According to the proclamation, this proposed rule (if adopted) will infringe upon the sovereignty of states to appropriately regulate waters of the states. It would require counties and special districts to obtain costly and burdensome Section 404 permits from the USACE for the construction of small bridges and culverts, and routine maintenance of some ditches, canals and other such water conveyances, the resolution states. It would also infringe on private property rights, impairing land management activities such as urban development and agriculture production, the resolution further states.
The resolution stated that legislation to expand the jurisdictional authority of the CWA as described in the proposed rule has failed in the U.S. Senate and the USEPA and USACE have been criticized by both the U.S. Senate and U.S. House of Representatives for enacting expansive rules without congressional oversight.

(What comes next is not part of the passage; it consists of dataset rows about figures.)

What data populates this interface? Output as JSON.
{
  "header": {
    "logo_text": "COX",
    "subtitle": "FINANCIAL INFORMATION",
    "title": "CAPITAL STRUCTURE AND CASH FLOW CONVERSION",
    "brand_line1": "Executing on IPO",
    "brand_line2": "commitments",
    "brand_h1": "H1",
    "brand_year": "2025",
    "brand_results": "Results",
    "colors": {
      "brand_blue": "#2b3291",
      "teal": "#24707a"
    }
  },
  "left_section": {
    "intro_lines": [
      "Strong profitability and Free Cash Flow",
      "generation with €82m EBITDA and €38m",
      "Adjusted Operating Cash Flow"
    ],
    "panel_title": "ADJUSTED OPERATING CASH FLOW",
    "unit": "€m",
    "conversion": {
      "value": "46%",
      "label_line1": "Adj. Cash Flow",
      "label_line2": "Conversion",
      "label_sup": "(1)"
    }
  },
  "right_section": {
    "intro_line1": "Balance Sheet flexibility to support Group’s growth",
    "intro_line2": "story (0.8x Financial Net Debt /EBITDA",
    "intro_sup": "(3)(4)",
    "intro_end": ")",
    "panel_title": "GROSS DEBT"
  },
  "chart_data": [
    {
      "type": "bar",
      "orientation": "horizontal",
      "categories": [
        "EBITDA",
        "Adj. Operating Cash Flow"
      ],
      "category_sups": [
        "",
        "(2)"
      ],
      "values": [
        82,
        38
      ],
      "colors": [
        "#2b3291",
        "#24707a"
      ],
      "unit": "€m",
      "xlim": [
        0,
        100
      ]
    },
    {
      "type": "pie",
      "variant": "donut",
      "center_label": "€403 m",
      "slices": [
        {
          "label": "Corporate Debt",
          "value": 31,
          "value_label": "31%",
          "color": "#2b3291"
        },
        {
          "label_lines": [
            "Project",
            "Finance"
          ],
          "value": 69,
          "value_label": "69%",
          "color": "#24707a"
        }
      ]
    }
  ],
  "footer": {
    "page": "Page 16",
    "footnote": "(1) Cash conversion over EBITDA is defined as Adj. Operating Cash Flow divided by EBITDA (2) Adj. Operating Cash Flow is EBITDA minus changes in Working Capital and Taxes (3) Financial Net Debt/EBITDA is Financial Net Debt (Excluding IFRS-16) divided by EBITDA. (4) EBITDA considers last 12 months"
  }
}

By approving this resolution, Brown County joins other Texas counties in “strongly opposing the proposed new rule to define ‘waters of the United States’ in that it increases the need for burdensome and costly permitting requirements, infringes on private property rights and circumvents the legislative process, thus the will of the people.” It also states that, “Congress, not federal agencies, make the laws and therefore any such change in jurisdictional power of the federal government should only occur as a result of the passage of federal legislation.”
In other matters on Monday’s agenda:
*Commissioners took no action after consideration of a burn ban.
*Brown County Clerk Sharon Ferguson received approval for a lease of copiers for use in the County Clerk’s office. According to Ferguson, a previous 5-year lease of two Xerox copiers has expired and 2 Cannon copiers along with a Lexmark printer will be leased from local Cannon Dealer Kirbo’s Office System. The lease will be more expensive, increasing from $412/month to $499/month; however the leases differ in that there is an additional printer to be used for documents and the clerk’s office is not locked into a 5-year lease, according to Ferguson. The funding for the lease will continue to come from the clerk’s records management fund, Ferguson stated.
*Commissioners held a public hearing on the proposed tax rate which will be unchanged from last year at a total combined tax of $0.5744/$100 valuation. This amount is made up of amounts of $0.4476 (up from $0.4451 in 2013/14) general fund, $0.0467 from debt service fund (down from $0.0492 in 2013/14); $0.0801 road and flood fund. Regarding the proposed tax rate County Surveyor Don King stated, “I applaud you for keeping the same rate.” A second public hearing on the proposed tax rate will be held on Friday, September 12, 2014.